Are these enough to offset increased costs as time passes? After all, most shows don't have the reach to warrant a partnership with major companies. I know I haven't seen any The Crown ice cream cones or Black Mirror hamburgers out there.
What about the exec of a rival streaming service? Hulu's Peter Naylor, head of ad sales, weighed in as well. Naylor suggested that "the future of ad-supported media does not resemble what we're doing today in terms of ad load or even ad shape," and the "ad experience is going to dramatically improve" with viewing on demand and "through an IP address."
Commercials in the future don't have to be what they've been for decades on network television, and Netflix has already shown creative marketing. (So has Hulu, for that matter!) Peter Naylor also made the point that 70% of Hulu users choose to pay $5.99 per month for its ad-supported content rather than the ad-free $11.99 per month. While that's great for Hulu, it presents a sticky issue for Netflix.

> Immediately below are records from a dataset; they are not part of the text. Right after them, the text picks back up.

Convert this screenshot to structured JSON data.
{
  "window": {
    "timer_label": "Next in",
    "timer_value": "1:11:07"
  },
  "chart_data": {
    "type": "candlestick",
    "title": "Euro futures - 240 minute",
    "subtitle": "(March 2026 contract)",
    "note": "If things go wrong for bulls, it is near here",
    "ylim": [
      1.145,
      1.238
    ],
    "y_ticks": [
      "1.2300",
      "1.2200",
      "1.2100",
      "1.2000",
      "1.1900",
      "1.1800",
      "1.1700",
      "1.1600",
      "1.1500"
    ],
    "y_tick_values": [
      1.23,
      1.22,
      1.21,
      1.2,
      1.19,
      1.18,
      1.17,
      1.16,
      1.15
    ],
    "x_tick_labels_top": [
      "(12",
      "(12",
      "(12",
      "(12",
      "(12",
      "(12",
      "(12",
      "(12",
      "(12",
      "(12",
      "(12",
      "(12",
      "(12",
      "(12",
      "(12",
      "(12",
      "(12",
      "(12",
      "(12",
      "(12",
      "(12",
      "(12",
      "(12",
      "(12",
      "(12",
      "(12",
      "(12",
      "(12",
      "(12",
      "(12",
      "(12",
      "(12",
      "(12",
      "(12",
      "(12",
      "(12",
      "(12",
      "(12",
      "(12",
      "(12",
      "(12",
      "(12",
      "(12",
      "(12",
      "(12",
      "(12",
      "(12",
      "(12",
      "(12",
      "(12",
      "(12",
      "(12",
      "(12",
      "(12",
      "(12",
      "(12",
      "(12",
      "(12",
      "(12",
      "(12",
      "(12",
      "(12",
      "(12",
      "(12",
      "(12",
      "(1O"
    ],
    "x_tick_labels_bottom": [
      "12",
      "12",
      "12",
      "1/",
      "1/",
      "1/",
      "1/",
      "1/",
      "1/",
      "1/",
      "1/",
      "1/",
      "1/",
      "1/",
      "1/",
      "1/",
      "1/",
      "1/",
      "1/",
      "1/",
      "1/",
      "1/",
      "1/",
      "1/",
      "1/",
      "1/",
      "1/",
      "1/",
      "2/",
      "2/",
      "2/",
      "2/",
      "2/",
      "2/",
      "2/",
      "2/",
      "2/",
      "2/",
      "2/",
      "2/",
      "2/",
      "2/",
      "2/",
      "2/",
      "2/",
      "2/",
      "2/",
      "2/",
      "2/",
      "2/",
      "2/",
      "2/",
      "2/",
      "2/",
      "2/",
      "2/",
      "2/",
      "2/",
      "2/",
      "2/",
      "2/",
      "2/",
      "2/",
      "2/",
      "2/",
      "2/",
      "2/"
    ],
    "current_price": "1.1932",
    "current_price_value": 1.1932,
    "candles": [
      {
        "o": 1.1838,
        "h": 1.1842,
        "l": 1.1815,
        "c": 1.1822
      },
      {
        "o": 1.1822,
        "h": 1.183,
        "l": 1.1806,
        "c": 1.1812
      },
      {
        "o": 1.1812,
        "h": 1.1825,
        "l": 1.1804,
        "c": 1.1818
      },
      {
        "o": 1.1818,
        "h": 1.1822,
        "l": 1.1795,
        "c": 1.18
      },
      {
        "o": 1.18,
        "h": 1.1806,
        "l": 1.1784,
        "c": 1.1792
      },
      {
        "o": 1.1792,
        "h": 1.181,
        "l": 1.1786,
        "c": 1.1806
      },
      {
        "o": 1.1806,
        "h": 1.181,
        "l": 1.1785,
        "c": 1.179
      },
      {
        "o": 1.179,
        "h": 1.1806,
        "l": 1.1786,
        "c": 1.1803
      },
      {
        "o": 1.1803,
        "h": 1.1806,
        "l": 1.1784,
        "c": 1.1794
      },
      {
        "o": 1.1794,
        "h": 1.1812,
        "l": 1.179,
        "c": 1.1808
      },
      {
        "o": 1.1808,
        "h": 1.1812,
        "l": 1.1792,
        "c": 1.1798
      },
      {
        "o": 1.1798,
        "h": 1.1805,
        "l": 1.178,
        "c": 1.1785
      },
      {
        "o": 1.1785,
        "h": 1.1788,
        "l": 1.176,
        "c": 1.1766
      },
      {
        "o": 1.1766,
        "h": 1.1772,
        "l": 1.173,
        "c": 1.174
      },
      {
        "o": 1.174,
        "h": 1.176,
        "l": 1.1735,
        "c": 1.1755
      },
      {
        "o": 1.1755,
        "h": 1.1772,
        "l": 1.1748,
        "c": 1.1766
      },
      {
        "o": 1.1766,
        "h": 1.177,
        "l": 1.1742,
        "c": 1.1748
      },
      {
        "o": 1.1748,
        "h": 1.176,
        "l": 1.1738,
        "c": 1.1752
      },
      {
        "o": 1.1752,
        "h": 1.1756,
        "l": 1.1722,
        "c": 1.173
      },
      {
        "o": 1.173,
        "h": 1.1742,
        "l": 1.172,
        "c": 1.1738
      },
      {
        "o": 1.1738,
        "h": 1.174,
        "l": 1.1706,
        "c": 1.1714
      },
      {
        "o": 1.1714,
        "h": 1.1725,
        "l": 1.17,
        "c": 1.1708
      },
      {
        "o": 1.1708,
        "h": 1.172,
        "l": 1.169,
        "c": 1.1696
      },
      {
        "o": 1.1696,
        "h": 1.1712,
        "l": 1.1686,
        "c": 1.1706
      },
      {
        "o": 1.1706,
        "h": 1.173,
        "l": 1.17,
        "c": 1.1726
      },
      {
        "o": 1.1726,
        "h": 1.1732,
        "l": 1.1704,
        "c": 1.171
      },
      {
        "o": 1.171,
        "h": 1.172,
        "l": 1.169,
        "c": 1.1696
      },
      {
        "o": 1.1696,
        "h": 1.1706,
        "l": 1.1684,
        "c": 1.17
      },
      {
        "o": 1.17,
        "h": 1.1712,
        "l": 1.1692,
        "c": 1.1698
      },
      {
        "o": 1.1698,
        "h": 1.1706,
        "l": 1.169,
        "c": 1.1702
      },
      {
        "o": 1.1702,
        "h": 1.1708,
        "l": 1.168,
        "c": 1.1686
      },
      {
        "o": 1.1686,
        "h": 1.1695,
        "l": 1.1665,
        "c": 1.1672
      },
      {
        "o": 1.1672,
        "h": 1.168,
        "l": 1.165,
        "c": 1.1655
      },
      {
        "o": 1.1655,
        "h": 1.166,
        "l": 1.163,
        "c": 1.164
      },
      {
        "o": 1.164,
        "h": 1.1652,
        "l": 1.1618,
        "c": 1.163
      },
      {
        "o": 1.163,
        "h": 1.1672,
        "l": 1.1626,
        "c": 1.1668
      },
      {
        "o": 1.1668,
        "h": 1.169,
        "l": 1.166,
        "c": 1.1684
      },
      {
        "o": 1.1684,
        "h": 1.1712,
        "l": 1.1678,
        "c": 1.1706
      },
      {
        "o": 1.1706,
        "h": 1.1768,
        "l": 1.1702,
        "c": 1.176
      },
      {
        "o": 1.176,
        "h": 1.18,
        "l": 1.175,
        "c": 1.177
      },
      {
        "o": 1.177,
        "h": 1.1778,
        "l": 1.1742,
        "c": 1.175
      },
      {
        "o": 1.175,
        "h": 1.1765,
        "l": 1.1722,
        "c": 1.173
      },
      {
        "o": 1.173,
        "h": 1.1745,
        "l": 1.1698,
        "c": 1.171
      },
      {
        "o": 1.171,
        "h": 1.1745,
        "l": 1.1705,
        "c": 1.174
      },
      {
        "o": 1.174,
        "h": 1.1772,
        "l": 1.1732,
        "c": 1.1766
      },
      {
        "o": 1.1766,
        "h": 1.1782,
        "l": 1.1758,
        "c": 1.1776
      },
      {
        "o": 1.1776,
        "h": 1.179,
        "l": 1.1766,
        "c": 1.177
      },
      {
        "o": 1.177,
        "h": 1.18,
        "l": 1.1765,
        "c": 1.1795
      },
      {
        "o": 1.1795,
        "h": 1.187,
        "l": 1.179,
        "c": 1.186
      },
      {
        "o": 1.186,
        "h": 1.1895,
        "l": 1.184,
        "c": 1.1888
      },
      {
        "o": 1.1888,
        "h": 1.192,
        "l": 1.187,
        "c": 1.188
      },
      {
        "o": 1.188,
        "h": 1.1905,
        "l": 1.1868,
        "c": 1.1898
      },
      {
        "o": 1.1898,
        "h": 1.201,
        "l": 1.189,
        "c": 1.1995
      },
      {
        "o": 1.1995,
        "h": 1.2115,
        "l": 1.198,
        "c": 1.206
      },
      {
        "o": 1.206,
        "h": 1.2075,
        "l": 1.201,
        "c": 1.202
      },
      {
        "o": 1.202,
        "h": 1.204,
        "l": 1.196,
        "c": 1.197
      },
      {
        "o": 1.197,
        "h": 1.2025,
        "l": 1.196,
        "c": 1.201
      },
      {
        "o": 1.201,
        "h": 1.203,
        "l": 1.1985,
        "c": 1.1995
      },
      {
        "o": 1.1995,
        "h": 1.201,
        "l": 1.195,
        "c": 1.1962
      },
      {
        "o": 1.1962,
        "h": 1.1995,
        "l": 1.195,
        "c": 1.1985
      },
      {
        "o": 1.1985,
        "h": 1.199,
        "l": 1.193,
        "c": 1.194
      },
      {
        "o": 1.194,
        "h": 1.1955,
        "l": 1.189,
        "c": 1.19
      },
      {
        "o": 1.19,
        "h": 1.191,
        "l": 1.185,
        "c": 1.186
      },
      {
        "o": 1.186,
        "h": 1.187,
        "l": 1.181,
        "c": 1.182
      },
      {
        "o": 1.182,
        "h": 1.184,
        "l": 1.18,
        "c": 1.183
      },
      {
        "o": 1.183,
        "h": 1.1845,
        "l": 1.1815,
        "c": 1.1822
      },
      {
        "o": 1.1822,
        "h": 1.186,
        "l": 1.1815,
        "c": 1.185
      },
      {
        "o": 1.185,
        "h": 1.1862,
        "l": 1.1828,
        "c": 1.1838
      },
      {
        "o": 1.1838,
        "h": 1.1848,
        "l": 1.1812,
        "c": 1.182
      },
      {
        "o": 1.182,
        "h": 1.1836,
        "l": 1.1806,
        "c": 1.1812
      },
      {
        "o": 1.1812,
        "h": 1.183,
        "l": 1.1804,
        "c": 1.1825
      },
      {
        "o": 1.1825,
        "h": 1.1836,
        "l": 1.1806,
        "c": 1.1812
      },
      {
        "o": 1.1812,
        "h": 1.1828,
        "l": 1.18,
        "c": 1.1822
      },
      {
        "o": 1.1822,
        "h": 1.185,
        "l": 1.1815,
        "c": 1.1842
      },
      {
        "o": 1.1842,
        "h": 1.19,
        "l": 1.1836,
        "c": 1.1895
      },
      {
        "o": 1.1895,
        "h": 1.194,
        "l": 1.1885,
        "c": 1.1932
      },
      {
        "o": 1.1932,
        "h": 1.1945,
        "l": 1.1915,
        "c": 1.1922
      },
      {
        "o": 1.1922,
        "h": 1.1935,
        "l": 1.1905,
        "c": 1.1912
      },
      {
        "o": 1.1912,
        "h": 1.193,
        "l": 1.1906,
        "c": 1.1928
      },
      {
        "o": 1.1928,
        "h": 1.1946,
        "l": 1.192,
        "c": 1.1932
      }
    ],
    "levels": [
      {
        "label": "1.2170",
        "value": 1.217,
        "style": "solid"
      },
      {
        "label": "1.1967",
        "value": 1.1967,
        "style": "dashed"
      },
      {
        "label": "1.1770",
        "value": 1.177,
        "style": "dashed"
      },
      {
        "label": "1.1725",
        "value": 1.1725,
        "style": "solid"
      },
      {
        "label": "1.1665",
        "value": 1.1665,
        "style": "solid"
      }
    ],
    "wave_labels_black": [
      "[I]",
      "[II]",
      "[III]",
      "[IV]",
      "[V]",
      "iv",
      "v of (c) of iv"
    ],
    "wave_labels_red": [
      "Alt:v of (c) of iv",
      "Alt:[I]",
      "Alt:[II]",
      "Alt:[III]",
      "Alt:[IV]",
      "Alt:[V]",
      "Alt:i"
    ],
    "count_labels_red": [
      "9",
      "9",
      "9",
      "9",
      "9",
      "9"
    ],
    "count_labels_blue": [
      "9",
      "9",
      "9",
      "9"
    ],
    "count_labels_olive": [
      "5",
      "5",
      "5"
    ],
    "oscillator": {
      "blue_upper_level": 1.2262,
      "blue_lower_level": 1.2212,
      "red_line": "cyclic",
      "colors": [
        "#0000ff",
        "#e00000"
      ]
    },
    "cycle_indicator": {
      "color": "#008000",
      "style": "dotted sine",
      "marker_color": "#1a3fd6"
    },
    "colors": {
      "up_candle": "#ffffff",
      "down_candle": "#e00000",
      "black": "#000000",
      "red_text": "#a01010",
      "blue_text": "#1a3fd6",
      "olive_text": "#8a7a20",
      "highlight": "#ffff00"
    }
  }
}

Netflix has never aired ads, so a switch to including ads could definitely rub subscribers the wrong way. There's also the point that the current cheapest plan for Netflix is $8.99 per month, which allows only one screen at a time in standard definition, with downloading on one phone or tablet. The next two options are $12.99 and $15.99 per month.
One possibility would be for Netflix to introduce a cheaper option including ads, or for Netflix to just continue with product placement. Alternately, maybe ads like the one hyping Starcourt Mall in Stranger Things Season 3 could be a source of revenue, as it showcased several retailers. Basically, Netflix subscribers shouldn't be shocked if ads start to turn up in Netflix shows, even if they don't play out like typical commercial breaks on network television.
There are plenty of viewing options on Netflix now and in the not-too-distant future without any commercial breaks.